Margot Goes to Kindergarten

Little Margot sat primly at the table.  The pink bow tied her long honey-colored ponytail, the perfect accent to the pink-on-white polka dot pinafore she wore.  Margot's hands were folded atop the table and she listened intently as Miss Roz was giving first-day instructions to the new kindergarten class.  It was a bright, hot August day outside, but the whir of the air conditioning fans overhead promised comfort in the classroom.

The table accommodated five scrubbed and enthusiastic, or frightened, or subdued children and Curtis.  Miss Roz knew within moments of the day's opening exercises that Curtis would be a handful.  What she had yet to learn was that Tina, seated next to Margot and across from Curtis would,  over time, make Curtis appear to be angelic, in a manner of speaking.

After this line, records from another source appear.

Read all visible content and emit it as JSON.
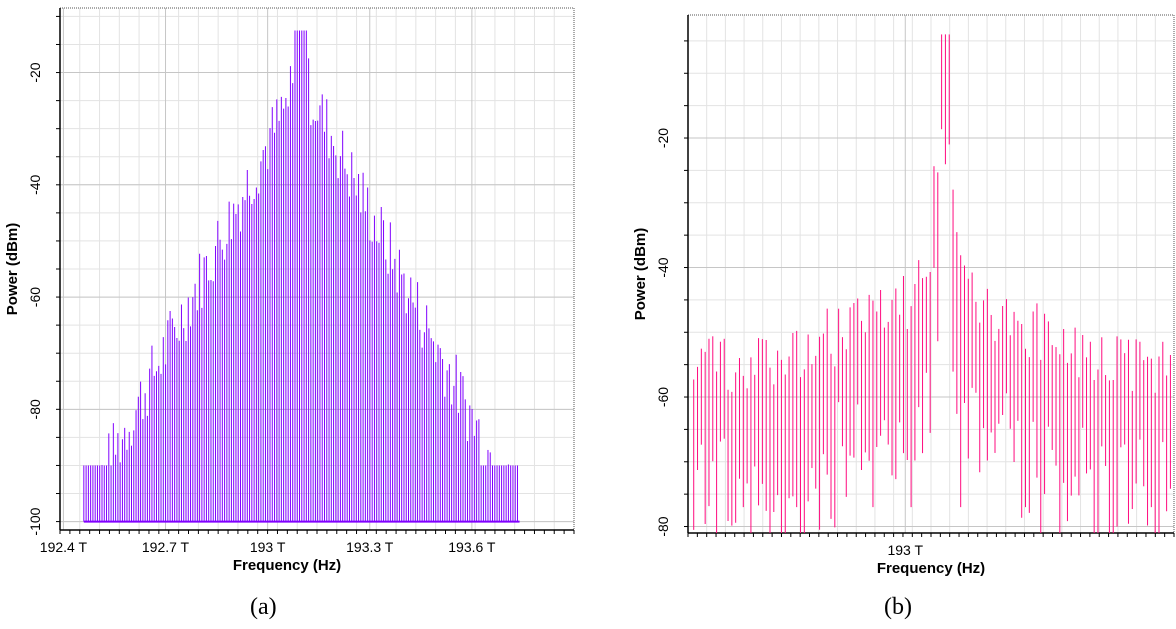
{
  "chart_data": [
    {
      "type": "line",
      "panel": "a",
      "caption": "(a)",
      "xlabel": "Frequency (Hz)",
      "ylabel": "Power (dBm)",
      "xticks": [
        "192.4 T",
        "192.7 T",
        "193 T",
        "193.3 T",
        "193.6 T"
      ],
      "xtick_values": [
        192.4,
        192.7,
        193.0,
        193.3,
        193.6
      ],
      "yticks": [
        "-20",
        "-40",
        "-60",
        "-80",
        "-100"
      ],
      "ytick_values": [
        -20,
        -40,
        -60,
        -80,
        -100
      ],
      "xlim": [
        192.39,
        193.9
      ],
      "ylim": [
        -101.5,
        -8.5
      ],
      "grid": true,
      "series": [
        {
          "color": "#8000ff",
          "center": 193.1,
          "peak": -12.5,
          "floor": -100,
          "edge_top": -90,
          "x_start": 192.46,
          "x_end": 193.74,
          "line_spacing": 0.00667
        }
      ]
    },
    {
      "type": "line",
      "panel": "b",
      "caption": "(b)",
      "xlabel": "Frequency (Hz)",
      "ylabel": "Power (dBm)",
      "xticks": [
        "193 T"
      ],
      "xtick_values": [
        193.0
      ],
      "yticks": [
        "-20",
        "-40",
        "-60",
        "-80"
      ],
      "ytick_values": [
        -20,
        -40,
        -60,
        -80
      ],
      "xlim": [
        192.62,
        193.47
      ],
      "ylim": [
        -81,
        -1
      ],
      "grid": true,
      "series": [
        {
          "color": "#ff0b7f",
          "center": 193.07,
          "peak": -4,
          "floor": -70,
          "edge_top": -50,
          "x_start": 192.63,
          "x_end": 193.47,
          "line_spacing": 0.00667
        }
      ]
    }
  ]
}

Curtis was jumping in and out of his chair grabbing pencils and books that did not belong to him.  Miss Roz, not yet frazzled,  was making a valiant effort to corral the tyke. Tina leaned toward Margot and said, "That is the ugliest dress I ever saw."  Margot, stunned, never said a word, but a tear formed in the corner of her left eye.  And Tina said, "Why don't you cut off that awful hair?  It looks like throw-up down your back."  The floodgates opened and Margot's cheeks were inundated with tears.  She turned toward Miss Roz, but Miss Roz had heard what was going on.  She, too sweetly Margot thought, chastised Tina and asked her to apologize.  Tina turned to Margot again and said, "I'm sorry you can't take a joke, you skinny stick.  Bet your mama starves you so she can eat it all herself, the fat pig."

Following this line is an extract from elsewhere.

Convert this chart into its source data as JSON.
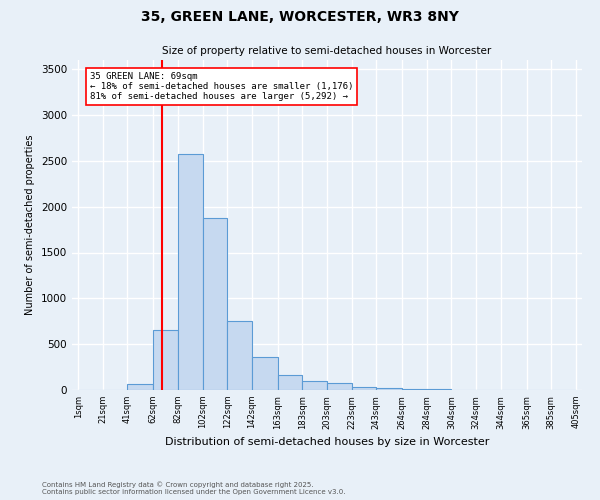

Margot turned full in her seat, faced Tina, put her pointer finger within an inch of Tina's nose and said, in a clear voice, "You're just a little shit."

This is essentially a true story, especially the last line which is a completely accurate quote.  I have lived to see Margot elected to the local Board of Education. Names changed of course to mask the identities of the real-life participants in this little tableau.

Word of the day: pinafore
 © 2015 David W. Lacy


Vee said...

It's nice that it was Margot and not Tina who was elected to the school board, and I hope Little Miss M. learned more appropriate vocabulary to use when expressing her displeasure.

Jim Grey said...

An elder at my church is also on the IPS board. From what I can see, being able to quickly detect and call out the sh*ts is a pretty critical skill of that job.

vanilla said...

Vee, it is so much fun living in a little community where I can watch the tots I knew back when perform in their roles as movers and shakers in the community. Of course some of them are making a meth, I mean mess, of their lives.

Jim, a very useful and indispensable skill, indeed.

Secondary Roads said...

Mess with the dog long enough and you will be bitten.

Grace said...

Margot telling it like it is - Gotta love her.

vanilla said...

Chuck, that is one of life's abiding rules.

Grace, the child didn't so much have a mouth on her as she had discernment. And the ability to call it like it is.

Sharkbytes said...

Harper Valley PTA! Junior edition.

vanilla said...

Sharkey, just a little girl with a precociously developed b.s.detector. And probably parents whose banter should have been rated "R".